Scuola e società non possono restare ferme
Aspettare il legislatore, però, lascia scoperti milioni di ragazzi ogni giorno. La scuola può fare molto già adesso. E non si tratta certo di programmare un’ora annuale di “sicurezza online” trattata come adempimento burocratico, ma di impostare un lavoro sistematico su come funzionano gli algoritmi, cosa vogliono da noi, perché lo scroll non finisce mai, come si costruisce un feed e chi decide cosa vediamo.
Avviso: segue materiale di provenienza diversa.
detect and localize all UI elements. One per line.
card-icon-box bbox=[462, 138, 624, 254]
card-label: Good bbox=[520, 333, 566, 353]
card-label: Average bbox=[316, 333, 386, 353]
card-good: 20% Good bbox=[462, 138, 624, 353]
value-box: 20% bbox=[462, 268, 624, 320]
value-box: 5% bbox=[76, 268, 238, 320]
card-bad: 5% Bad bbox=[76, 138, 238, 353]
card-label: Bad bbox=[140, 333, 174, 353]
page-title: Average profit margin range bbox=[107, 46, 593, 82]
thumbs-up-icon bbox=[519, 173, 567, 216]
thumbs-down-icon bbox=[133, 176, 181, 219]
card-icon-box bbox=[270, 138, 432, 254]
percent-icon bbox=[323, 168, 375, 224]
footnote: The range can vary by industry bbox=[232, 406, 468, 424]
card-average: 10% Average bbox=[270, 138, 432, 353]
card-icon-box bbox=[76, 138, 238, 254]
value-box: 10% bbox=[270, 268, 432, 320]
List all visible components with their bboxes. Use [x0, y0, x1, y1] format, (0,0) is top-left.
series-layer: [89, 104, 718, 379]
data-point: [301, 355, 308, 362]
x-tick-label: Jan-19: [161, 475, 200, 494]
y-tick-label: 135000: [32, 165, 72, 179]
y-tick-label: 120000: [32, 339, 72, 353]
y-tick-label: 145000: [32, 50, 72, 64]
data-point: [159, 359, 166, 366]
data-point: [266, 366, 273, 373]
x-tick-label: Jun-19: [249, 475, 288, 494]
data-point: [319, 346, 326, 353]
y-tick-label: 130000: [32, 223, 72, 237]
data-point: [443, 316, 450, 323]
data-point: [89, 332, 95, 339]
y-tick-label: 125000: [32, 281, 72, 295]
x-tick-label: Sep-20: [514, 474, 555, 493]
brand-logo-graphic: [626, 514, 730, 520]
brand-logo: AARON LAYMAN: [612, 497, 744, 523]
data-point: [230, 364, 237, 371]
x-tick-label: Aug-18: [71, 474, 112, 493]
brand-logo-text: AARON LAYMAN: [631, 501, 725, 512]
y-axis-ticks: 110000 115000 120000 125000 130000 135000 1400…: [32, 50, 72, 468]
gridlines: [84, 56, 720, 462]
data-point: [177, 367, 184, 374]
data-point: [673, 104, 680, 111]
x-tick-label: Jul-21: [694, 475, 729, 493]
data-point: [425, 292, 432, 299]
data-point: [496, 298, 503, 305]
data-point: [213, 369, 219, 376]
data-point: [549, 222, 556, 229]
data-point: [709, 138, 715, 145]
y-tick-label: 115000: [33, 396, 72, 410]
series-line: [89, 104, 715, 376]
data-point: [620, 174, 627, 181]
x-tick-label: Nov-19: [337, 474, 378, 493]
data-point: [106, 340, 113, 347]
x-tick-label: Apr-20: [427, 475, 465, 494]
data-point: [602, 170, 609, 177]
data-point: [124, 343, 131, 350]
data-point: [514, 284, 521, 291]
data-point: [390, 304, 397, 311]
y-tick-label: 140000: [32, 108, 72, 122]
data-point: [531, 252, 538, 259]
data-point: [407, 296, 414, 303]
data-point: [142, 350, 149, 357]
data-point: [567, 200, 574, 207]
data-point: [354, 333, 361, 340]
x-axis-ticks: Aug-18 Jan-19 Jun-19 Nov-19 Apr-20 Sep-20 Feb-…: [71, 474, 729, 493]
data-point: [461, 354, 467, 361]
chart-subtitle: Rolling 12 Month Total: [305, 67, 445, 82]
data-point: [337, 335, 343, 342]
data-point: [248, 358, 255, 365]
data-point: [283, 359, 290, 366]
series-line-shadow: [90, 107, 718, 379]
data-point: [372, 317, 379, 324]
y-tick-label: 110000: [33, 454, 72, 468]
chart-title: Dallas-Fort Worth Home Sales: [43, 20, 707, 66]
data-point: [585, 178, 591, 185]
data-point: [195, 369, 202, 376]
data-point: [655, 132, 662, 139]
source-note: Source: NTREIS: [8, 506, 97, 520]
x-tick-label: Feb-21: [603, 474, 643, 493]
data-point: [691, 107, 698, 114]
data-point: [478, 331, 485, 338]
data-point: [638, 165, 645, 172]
I ragazzi che capiscono il meccanismo lo subiscono meno perché acquisiscono strumenti per riconoscerlo. Un genitore che non sa cosa sia il rinforzo variabile, lo scroll infinito o la profilazione comportamentale non può proteggere un figlio da strumenti progettati da ingegneri pagati per massimizzare il tempo di permanenza sulla piattaforma. La formazione per le famiglie è da considerarsi strategica e elemento di difesa per la salute pubblica, esattamente come lo era imparare a leggere un bugiardino o riconoscere i segnali di una dipendenza. Le piattaforme hanno investito miliardi per capire come funziona la mente di un adolescente e e per scardinare un sistema del genere serve lo sforzo complessivo di scuola, famiglie, professionisti, associazioni e di tutti coloro che hanno a cuore il futuro dei nostri ragazzi.